The Department is pleased to report that a proposed amendment to the No Child Left Behind Accountability Plan has been accepted by the U.S. Department of Education. There are two components to the amendment that are described here that may positively affect the school improvement status of schools in Arkansas.
One-Year Progress vs. Three-Year Progress
The originally approved accountability plan provided for a three-year composite of student proficiency to determine alert and/or school improvement status. The amendment allows schools the option of using current year performance data (instead of the three-year composite) if those scores for both literacy and mathematics are equal to or greater than the expected starting point for Adequate Yearly Progress (2001-2002) as approved in the Accountability Plan. For example, if a K-5 school’s three-year composite for literacy were 29.2 the school would have been designated on the June document in alert status. (Assume that mathematics scores exceed the starting point.) Under the amendment, if that school’s most recent literacy scores indicate that 32.1 percent were proficient, then that school will no longer be designated in alert status for the 2001-2002 year.
Confidence Intervals
The second amendment allows the Department to establish statistical confidence intervals around the starting points and yearly-progress table values as approved in the original Accountability Plan. A confidence interval establishes a lower bound (computed at 0.5 of one standard deviation) for each of the table values. If a school’s percent proficient falls within the lower bound of the confidence interval, the school will be identified as having met the starting point or adequate yearly progress as defined in the table. A sample of how this amendment impacts the table values is included in the attachment.

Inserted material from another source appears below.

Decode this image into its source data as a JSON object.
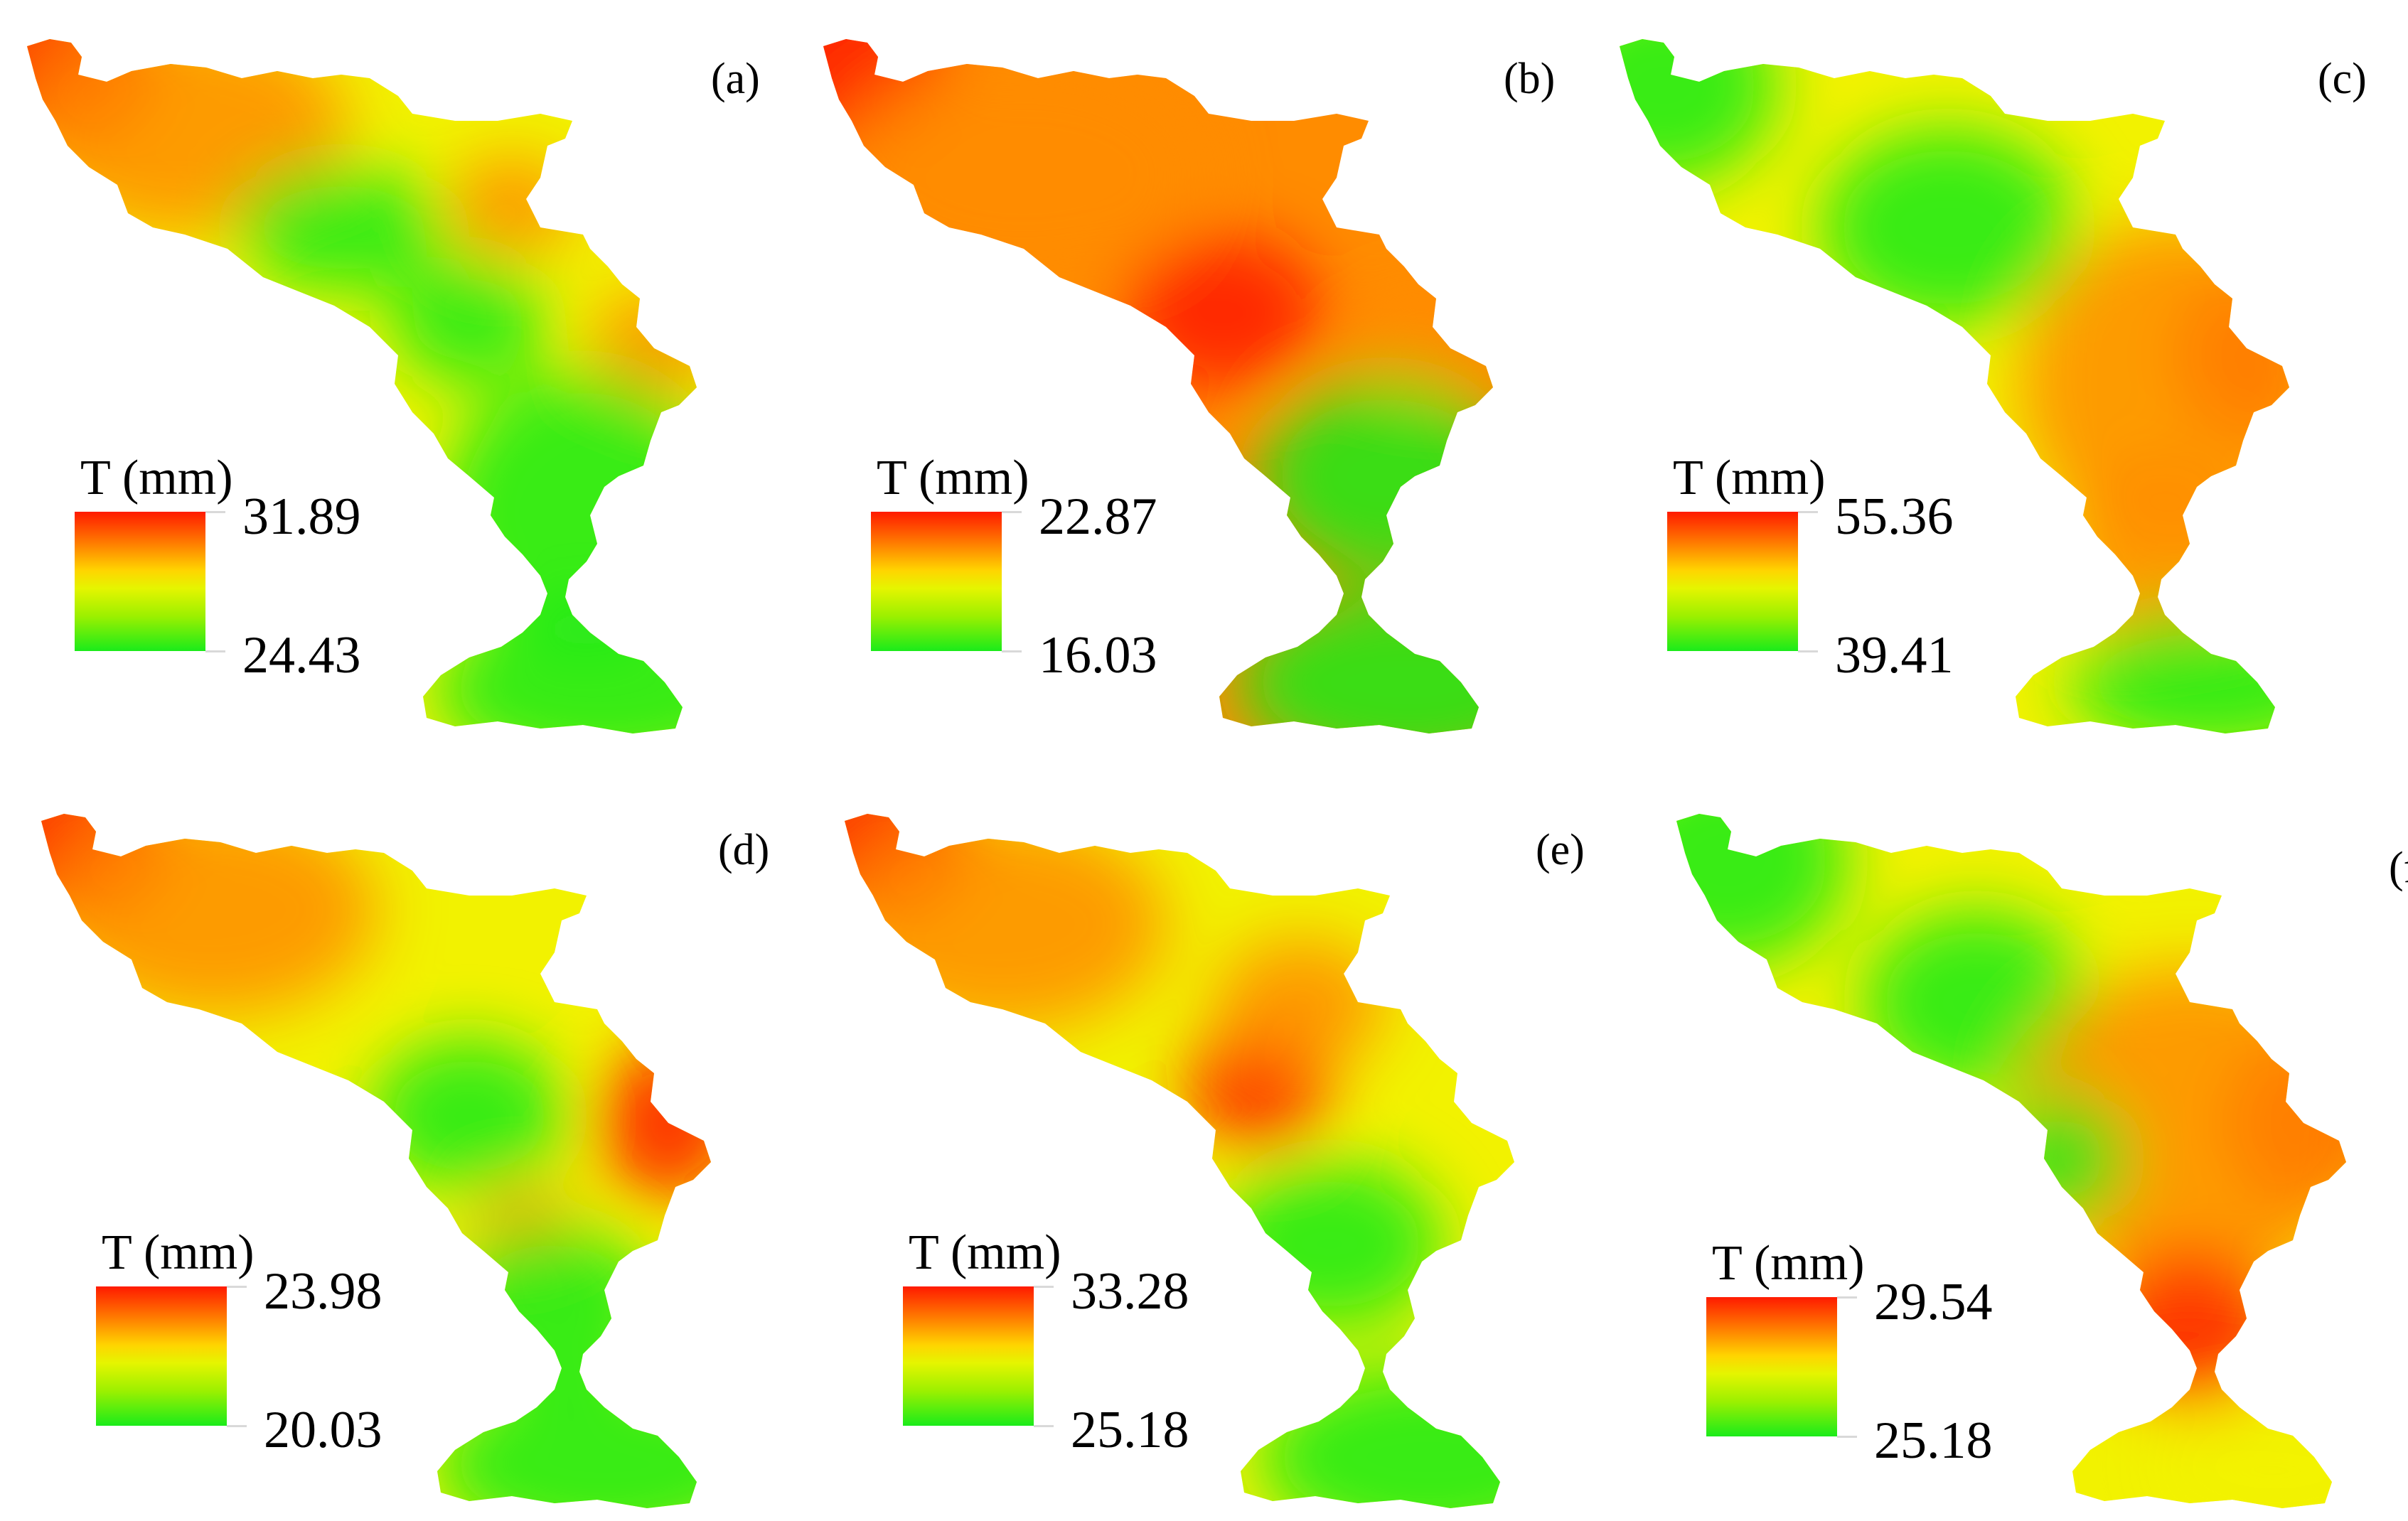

Schools impacted by these amendments will be contacted directly by the Department. The reports that contain student performance scores for 2002-2003 will have these factors built into the report.
The Department will report 2002-2003 school improvement status in three stages. First will be combined population for all schools in the K-5 cluster grouping. Secondly will be total combined population for middle schools and senior high schools. Finally will be subgroup data.